Nevil could only raise his hand. It wasn’t a friendly wave. It was just a here-I-am. He waited for Adam to make his way across, determined not to get up and meet him halfway despite his physical condition.
And I was worrying about facing him after turning him in. Adam stopped a few meters from him and tilted his head slightly on one side. Maybe he didn’t know where to start either.
“So who’s going to shout at who first, Adam?” Nevil said. “You could start off by telling me what an asshole I am for reporting you to the Chairman. Or I could go first, and tell you that I still can’t believe you’d do this to your own people when you’ve got a son in the army.”
“I can’t blame you for going to Prescott.” Adam fumbled with his crutches and managed to sit down on the seat next to Nevil. “In fact I’m relieved it’s over. I suppose I told you because I didn’t have the guts to come clean myself.”
Nevil wasn’t sure if that meant Adam regarded him as someone who would automatically going running to the authorities. It might have been an insult or flattery. Nevil decided to think it was the latter.
“So … how are you feeling?” he asked.
“Sore. Broken ribs take weeks to heal. I’ll live.”

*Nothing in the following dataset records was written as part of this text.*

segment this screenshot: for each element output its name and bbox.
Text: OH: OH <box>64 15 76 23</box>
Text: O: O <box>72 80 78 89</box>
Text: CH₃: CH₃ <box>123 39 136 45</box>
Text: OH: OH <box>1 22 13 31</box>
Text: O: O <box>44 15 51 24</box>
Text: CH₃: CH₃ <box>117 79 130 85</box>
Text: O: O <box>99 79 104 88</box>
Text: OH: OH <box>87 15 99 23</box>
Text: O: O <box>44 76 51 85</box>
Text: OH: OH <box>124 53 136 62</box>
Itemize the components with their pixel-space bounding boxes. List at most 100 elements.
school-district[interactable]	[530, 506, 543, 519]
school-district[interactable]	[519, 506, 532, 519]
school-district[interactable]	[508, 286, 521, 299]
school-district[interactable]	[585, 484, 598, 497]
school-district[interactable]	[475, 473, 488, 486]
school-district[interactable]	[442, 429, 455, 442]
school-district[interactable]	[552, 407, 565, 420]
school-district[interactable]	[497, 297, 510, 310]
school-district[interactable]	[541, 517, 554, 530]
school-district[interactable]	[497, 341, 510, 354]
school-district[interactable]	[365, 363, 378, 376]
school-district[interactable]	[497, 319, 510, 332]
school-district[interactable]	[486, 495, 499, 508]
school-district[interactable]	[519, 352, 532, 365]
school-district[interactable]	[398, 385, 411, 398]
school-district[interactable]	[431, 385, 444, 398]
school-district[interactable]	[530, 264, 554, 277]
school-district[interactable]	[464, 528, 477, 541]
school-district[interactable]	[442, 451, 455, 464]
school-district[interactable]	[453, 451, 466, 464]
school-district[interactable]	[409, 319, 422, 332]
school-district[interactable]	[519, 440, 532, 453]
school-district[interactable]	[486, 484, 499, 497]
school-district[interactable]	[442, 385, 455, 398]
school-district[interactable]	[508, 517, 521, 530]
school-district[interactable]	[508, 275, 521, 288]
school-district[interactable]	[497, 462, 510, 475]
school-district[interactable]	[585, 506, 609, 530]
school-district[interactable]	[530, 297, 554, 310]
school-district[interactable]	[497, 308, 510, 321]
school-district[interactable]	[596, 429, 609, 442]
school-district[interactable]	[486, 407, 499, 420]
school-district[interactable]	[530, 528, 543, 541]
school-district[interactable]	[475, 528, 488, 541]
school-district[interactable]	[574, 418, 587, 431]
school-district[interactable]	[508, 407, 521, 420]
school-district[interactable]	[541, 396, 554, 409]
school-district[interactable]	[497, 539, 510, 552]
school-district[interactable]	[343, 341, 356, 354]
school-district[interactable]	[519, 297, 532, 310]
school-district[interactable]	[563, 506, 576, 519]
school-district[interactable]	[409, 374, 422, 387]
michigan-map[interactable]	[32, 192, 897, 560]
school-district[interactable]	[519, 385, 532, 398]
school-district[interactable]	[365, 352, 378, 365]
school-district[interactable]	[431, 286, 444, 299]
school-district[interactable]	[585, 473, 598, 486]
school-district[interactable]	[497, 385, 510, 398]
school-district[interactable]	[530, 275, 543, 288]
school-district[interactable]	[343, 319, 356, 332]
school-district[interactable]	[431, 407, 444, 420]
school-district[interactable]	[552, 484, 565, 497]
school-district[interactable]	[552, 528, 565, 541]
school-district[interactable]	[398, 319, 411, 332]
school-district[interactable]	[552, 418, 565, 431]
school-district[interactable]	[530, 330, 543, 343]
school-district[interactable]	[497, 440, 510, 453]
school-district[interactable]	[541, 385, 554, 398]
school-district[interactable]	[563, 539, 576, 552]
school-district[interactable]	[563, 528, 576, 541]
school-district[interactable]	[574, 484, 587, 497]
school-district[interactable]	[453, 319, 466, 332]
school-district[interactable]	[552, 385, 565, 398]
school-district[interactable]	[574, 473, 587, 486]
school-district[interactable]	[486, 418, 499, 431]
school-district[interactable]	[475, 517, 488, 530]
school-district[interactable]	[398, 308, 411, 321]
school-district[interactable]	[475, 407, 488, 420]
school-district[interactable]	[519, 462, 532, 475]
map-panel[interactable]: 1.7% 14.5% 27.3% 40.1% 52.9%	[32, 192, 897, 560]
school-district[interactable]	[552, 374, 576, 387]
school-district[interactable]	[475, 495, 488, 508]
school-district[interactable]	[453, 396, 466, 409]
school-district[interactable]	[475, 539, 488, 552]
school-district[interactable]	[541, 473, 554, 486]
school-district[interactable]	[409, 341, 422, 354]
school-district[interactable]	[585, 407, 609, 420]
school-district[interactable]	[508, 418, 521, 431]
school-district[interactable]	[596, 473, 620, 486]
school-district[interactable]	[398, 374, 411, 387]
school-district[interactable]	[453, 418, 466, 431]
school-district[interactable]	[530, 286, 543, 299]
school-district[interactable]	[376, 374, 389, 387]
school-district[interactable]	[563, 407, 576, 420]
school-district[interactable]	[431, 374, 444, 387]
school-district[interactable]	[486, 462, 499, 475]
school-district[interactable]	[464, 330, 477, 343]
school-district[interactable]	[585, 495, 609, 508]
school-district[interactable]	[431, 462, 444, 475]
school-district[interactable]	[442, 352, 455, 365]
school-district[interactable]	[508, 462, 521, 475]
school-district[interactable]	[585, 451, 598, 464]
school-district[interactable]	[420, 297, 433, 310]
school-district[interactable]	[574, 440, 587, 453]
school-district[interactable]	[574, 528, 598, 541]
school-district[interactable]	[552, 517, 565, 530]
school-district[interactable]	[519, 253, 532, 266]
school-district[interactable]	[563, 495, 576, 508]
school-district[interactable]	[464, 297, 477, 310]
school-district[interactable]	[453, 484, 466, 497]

“So this place came as a big surprise to you as well, did it?”
Adam nodded. He looked wrung out. All that pent-up energy that had always illuminated him had vani
shed. “That’s an understatement.”
“Well, life’s full of surprises for most of us.”
“Okay, I lied, Nevil. I lied by omission.”
“It’s a bit more than that. Isn’t it?”
“Would you be amused if I told you I found out about the Locust the hard way too?”
“Not really.”
“My wife Elain. Well, you know all about Elain. I thought I did too, right up to the day she went missing.” Adam raked his fingertips through his beard as if he was tidying himself up before a meeting. “I was frantic. I knew something was wrong. And while the police were looking for a body in the river—I told them she’d never do anything stupid like that—I went through her study, just in case. Never went in there, usually. Private space. And I found it—her journal. She’d gone into the Hollow regularly to look for specimens, those damn rock shrews with the extra vestigial legs, and she found the Locust instead. Never told me. Then one day she went down there to make contact with them and never came back. You know the rest.”
Maybe he was looking for absolution. Nevil didn’t have an answer, let alone a sensible question. He simply let another little bombshell leave his head rattling. Elain Fenix had kept a whole species secret even from her old man: did the whole world behave that way and he simply hadn’t noticed? It was hard to know where to start on any given day now.
“So she lied to you, and you lied to me and everyone else, and Prescott—well, he inherited a lie and decided to keep it too.” Nevil tried to separate his sense of personal betrayal from the global implications, but decided the personal scale was the only thing he could handle right now. A couple of men carrying briefcases slowed down to look Adam’s way. He was still a celebrity in these circles. “Am I the only idiot who told the truth?”
“No.” Adam shook his head. “You and Hoffman. He’s as straight as a die. Not an easy man to work with, but he’d have handled this very differently. Which is why he’s been kept in the dark too. We reward the liars, you see.”